The Lunacy of Racism

Honky, in spite of its almost quaint name, is a fizzy new comedy of rare perception: witty, sharp and troubling. Playwright Greg Kalleres has a keen eye for the niceties of language and the nature of prejudice. Although the play is primarily about blacks and whites, mentally and physically disabled people also prove apt targets, with the occasional nod to Asians and Hispanics.

The central conceit is that a popular shoe among “urban” (i.e. black) youth has been the source of a young black man’s killing. From that event emerge several characters  drawn together by their connection to the sneaker company, whose latest model, the Sky Max 16, is the lethally fashionable footwear. All the connections come close to seeming overly contrived; on the other hand, you might as easily say that Kalleres has plotted his play as tightly as Ibsen.

Davis Tallison, a white marketing executive (Philip Callen), is skeptical that the newest prototype, the 18, a multicolored sneaker designed by Thomas Hodge (Anthony Gaskins), who is black, will be a hit with urban youth. (The basketball sneaker, presumably designed by costumer Sarah Thea Swafford, is like a brightly colored map on one’s feet.) Meanwhile, though, Davis wants to market the Sky Max 16 to white suburban youth who identify with black urban youth because it’s cool—and because they are steeped in white guilt. The shooting is a setback that he needs to overcome.

Kalleres then shifts focus to Thomas’s sister Emilia (Arie Bianca Thompson), a psychotherapist who is treating Peter Trammell, the creator of the ad for the sneakers. In Dave Droxler’s masterful performance, Trammell is a bundle of frayed nerves whose emotions rise and fall with tsunami force from guilt at the killing, because he invented the company’s catch phrase for the sneaker, “’Sup?”: the byword was allegedly spoken by the shooter. Peter slices and dices meanings in every word someone utters, and anguishes over perceived or possible traces of prejudice in himself and others.

Kalleres’ sense of nonsense is sublime. In a session with his shrink, Peter tries to impress Emilia with an intellectual quotation. “‘The most monstrous monster is the monster with noble feelings,’” says Peter. “Faulkner.” “Dostoevsky,” says Emilia, correcting him. “I was close,” says Peter. “I knew it was someone I’d never read.” Peter’s constant straining to show his racial bona fides leads him into ridiculous situations. He claims that his mother marched with Dr. King, though in fact she overslept and missed the event. Meanwhile, his fiancée Andie puts up with to his hilariously self-flagellatory tirades, and Danielle Faitelson makes her character an ideal foil for them.
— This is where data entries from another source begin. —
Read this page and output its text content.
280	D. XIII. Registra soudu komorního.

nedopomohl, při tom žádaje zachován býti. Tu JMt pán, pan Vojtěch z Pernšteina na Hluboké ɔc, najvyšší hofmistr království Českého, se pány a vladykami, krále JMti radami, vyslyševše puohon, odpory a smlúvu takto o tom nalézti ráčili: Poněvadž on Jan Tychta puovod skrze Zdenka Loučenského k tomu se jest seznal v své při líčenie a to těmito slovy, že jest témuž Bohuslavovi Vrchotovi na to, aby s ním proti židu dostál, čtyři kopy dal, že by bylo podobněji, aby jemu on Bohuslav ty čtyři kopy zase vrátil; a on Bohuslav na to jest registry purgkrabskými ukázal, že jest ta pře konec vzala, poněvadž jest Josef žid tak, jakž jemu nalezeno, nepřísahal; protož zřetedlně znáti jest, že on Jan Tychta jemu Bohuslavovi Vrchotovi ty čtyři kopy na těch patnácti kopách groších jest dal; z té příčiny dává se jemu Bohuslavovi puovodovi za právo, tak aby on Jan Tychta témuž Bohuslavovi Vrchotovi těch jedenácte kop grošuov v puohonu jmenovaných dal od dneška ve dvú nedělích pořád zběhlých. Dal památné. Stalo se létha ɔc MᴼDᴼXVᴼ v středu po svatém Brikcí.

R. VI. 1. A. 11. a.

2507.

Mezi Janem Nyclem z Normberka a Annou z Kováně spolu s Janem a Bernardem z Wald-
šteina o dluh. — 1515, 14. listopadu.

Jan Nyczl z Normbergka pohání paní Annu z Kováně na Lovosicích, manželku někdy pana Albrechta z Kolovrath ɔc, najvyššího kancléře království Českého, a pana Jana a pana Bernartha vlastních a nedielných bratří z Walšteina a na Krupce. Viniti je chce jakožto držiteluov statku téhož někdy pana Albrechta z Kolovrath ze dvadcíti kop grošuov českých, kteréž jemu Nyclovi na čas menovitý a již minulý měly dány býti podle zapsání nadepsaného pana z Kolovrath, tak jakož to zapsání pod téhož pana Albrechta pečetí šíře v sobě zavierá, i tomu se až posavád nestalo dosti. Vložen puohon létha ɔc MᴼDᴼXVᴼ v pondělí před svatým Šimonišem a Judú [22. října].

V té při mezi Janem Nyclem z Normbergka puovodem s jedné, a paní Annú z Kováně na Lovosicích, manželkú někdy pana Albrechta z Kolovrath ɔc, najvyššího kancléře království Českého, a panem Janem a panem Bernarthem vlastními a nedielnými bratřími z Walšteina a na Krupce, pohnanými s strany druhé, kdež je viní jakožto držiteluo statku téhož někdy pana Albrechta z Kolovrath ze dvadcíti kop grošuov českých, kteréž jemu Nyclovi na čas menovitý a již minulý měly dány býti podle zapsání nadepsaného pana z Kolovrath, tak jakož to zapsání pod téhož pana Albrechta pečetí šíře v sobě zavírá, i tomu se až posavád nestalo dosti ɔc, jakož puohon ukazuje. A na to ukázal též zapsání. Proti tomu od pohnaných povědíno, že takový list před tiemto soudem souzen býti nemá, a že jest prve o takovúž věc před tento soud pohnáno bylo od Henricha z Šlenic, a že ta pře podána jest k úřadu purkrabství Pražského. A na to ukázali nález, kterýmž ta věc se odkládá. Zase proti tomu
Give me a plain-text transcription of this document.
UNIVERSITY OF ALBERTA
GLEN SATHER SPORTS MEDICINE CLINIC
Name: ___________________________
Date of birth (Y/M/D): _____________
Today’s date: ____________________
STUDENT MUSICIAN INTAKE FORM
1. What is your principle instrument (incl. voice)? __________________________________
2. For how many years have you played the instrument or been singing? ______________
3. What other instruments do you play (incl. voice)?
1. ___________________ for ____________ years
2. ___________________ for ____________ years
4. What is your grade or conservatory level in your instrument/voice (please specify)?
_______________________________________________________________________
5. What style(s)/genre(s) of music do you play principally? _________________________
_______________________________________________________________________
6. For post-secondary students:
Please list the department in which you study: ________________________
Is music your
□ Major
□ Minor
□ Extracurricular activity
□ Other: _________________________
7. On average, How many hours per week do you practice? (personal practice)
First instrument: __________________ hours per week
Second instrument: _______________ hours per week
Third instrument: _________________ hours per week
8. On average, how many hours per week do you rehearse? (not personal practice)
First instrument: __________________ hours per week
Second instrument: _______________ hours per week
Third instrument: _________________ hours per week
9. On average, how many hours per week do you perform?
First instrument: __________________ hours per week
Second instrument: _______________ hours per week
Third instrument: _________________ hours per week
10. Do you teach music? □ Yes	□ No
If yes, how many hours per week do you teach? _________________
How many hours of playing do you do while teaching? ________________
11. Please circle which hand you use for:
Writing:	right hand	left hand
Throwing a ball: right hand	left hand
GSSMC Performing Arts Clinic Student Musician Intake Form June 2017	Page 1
Kalleres doesn’t shy away from the “N” word or any other uncomfortable observations about race, including the stereotyping of black teenagers, the touchiness of interracial personal relations, and the absurdity of white guilt. “You want to talk about stereotypes?” Davis asks a mealy-mouthed psychotherapist (Scott Barrow). “We pay a premium for them. They’re called demographics.”

Barrow plays a variety of roles from a gun-toting Abraham Lincoln to one Dr. Driscoll, who has, crucially, invented a cure for all the rampant racism and prejudice on both sides of the color line. It’s a pill called Driscotol, and it numbs the racist part of the brain. “I don’t think I’m a racist,” Davis tells Driscoll in an exchange that might be from Joseph Heller. “Of course you don’t,” says Driscoll. “That’s precisely why you are one.” It’s a catch-22, of course, but it’s also symptomatic of the way both races often talk about the issue. Actors Chris Myers and Reynaldo Piniella take on various young black male characters, whose encounters with, variously, Peter and Davis, yield differing results.

As problems escalate, so does Kalleres’ wry satire. A group of white youths shoot a Greenwich, Conn., teenager to get his Sky Max 16s, and a news anchor notes that all of them “were wearing crooked baseball caps, extra large shirts, and baggy jeans. Some of the clothes were actually being worn backwards.”

Director Luke Harlan keeps the pace up (though scene changes are sometimes a bit awkward), but the play feels just a little long. And the inclusion of parallel plots involving interracial love seems overly schematic. It’s also too bad that Kalleres doesn’t offer any solution, but he sends up so many stereotypes so adroitly that the play sets one to thinking, at least, about this crucial hot topic. That easily makes it worthwhile.